Evelyne Marcelot, 71 ans, a travaillé quarante-six ans. Comme secrétaire dans l’usine Villeroy & Boch, installée à Nangis (Seine-et-Marne) au temps de sa splendeur, avant que la concurrence de pays à bas salaires ne conduise à sa fermeture. Puis à son compte, dans une mini-entreprise de services à la personne. Elle a profondément aimé habiter La Ferté-Gaucher (Seine-et-Marne), gros bourg tranquille de 4 800 habitants, où elle a été conseillère municipale pendant quelques années.
Mais elle n’aime plus sa ville, a mis sa maison en vente depuis de nombreux mois, sans succès, et envisage de fuir le chef-lieu de canton. « Parce que la population a changé. » Trop d’immigrés. Trop de femmes voilées. Trop de « cas sociaux », selon elle. L’électrice Les Républicains (LR), gaulliste dans l’âme, va voter Rassemblement national (RN) aux élections législatives. « Pour que ça tourne » dans les élites. Pour que « ça change dans le pays ». « Eric Ciotti a raison, mais il se fait tellement matraquer.
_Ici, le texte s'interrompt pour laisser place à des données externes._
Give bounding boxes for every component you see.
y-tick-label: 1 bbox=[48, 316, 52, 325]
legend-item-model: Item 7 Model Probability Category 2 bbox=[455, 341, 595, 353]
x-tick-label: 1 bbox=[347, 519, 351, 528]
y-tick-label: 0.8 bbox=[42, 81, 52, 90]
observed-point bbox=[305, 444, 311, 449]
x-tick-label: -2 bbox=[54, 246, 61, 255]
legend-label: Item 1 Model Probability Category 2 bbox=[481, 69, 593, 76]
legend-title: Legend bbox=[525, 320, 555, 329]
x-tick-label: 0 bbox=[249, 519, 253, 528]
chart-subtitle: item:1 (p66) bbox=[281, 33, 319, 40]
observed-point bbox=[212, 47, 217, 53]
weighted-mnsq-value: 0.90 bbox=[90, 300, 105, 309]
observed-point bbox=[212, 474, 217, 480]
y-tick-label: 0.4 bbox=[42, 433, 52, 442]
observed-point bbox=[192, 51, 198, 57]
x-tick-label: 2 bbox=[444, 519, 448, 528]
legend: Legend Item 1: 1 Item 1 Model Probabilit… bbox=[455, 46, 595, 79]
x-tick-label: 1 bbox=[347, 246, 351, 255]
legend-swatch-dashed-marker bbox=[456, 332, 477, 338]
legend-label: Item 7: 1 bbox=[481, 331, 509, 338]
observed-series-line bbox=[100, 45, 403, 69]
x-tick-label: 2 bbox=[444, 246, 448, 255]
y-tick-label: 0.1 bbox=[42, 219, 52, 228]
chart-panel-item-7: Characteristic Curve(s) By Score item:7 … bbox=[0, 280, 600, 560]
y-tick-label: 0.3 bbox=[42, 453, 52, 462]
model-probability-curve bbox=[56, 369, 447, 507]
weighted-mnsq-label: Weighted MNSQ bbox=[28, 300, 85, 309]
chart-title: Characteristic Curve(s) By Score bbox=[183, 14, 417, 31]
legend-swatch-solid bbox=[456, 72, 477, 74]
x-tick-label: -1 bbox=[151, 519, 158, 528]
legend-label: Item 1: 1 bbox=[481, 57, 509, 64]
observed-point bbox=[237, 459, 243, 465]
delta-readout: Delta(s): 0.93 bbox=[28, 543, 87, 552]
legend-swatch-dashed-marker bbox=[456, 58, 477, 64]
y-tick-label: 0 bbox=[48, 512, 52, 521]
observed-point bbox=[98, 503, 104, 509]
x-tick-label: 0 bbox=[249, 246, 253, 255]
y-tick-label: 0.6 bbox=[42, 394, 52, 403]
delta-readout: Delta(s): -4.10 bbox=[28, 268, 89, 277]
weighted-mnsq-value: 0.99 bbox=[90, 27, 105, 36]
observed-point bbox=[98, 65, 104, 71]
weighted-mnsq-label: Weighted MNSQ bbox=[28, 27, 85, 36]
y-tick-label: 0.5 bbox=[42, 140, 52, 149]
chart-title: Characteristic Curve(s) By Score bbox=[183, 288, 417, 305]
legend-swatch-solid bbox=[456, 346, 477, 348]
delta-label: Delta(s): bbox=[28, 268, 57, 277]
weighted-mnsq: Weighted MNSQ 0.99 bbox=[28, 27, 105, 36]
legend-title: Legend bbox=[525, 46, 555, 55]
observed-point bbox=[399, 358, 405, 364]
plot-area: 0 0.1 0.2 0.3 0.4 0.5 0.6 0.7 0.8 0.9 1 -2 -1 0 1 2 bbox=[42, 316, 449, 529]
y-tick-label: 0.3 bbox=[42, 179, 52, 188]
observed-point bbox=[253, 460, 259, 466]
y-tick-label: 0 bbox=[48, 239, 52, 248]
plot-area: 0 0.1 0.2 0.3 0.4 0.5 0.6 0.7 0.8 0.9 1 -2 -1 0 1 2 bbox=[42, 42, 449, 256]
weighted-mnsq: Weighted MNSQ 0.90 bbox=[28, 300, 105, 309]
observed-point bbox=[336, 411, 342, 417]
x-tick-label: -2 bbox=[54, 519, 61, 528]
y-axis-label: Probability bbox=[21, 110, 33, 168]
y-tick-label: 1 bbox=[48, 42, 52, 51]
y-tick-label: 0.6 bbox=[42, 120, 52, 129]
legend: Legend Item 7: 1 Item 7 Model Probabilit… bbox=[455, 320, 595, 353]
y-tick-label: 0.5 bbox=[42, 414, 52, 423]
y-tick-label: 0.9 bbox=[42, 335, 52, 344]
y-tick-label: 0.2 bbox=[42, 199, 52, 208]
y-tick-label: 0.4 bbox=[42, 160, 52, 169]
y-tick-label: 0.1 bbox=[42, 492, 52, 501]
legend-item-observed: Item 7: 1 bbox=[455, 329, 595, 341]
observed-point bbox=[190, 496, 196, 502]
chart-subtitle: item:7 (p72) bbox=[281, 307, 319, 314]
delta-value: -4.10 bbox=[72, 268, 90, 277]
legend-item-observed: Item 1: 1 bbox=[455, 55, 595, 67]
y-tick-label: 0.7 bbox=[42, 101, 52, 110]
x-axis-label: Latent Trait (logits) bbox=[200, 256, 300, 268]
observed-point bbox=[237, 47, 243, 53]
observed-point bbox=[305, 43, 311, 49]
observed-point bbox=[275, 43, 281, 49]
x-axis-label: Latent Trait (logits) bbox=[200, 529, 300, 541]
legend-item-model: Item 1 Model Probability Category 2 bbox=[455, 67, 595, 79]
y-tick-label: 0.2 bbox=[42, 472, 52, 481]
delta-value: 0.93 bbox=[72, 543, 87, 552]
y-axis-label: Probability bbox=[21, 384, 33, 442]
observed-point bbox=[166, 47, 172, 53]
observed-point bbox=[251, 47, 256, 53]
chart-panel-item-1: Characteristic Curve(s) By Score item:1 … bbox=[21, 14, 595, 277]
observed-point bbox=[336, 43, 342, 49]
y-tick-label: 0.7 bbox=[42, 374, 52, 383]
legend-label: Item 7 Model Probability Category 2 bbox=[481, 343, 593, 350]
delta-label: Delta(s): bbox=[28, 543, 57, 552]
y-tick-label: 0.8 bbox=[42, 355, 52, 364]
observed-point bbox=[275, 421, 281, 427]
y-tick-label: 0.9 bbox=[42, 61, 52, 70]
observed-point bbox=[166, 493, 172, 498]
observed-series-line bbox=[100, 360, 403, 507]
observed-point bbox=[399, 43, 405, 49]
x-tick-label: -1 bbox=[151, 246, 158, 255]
Le RN aussi. Il faut qu’ils comprennent que plus on va leur taper dessus, plus ça nous donne envie du RN ! » Evelyne Marcelot rêve d’une alternance radicale, comme la gauche eut son mai 1981. Et comme à l’époque, rien n’apparaît plus mobilisateur, à ses yeux, que les discours sur le barrage à l’extrême droite, les menaces de chaos et la peur.
Il flotte un air de revanche, le désir d’une victoire qui n’est pas seulement électorale mais aussi identitaire, culturelle, dans les mots des électeurs de droite et d’extrême droite de la quatrième circonscription de Seine-et-Marne, où la liste de Jordan Bardella a obtenu 47,5 % des voix lors des européennes. Comme s’il s’agissait d’une sédimentation lente de déceptions, de colères, d’incompréhensions de ce qu’est devenue la société française. Au point que dans ce département de 1,4 million d’habitants, fief historique de barons politiques, à l’image d’Alain Peyrefitte, de Christian Jacob ou de Jean-François Copé, la droite est désormais menacée de disparition des bancs de l’Assemblée nationale.
Un air de revanche, donc. Comme il demeure un bout d’Amérique pour laquelle Trump s’est fait voler sa victoire en 2020, il existe une France pour laquelle François Fillon a été injustement éliminé de la présidentielle de 2017, premier acte de la lente décomposition de la droite française. « Fillon aurait dû devenir président en 2017, cela tenait la route, c’était la vraie droite, mais il a été empêché », regrette Evelyne Marcelot.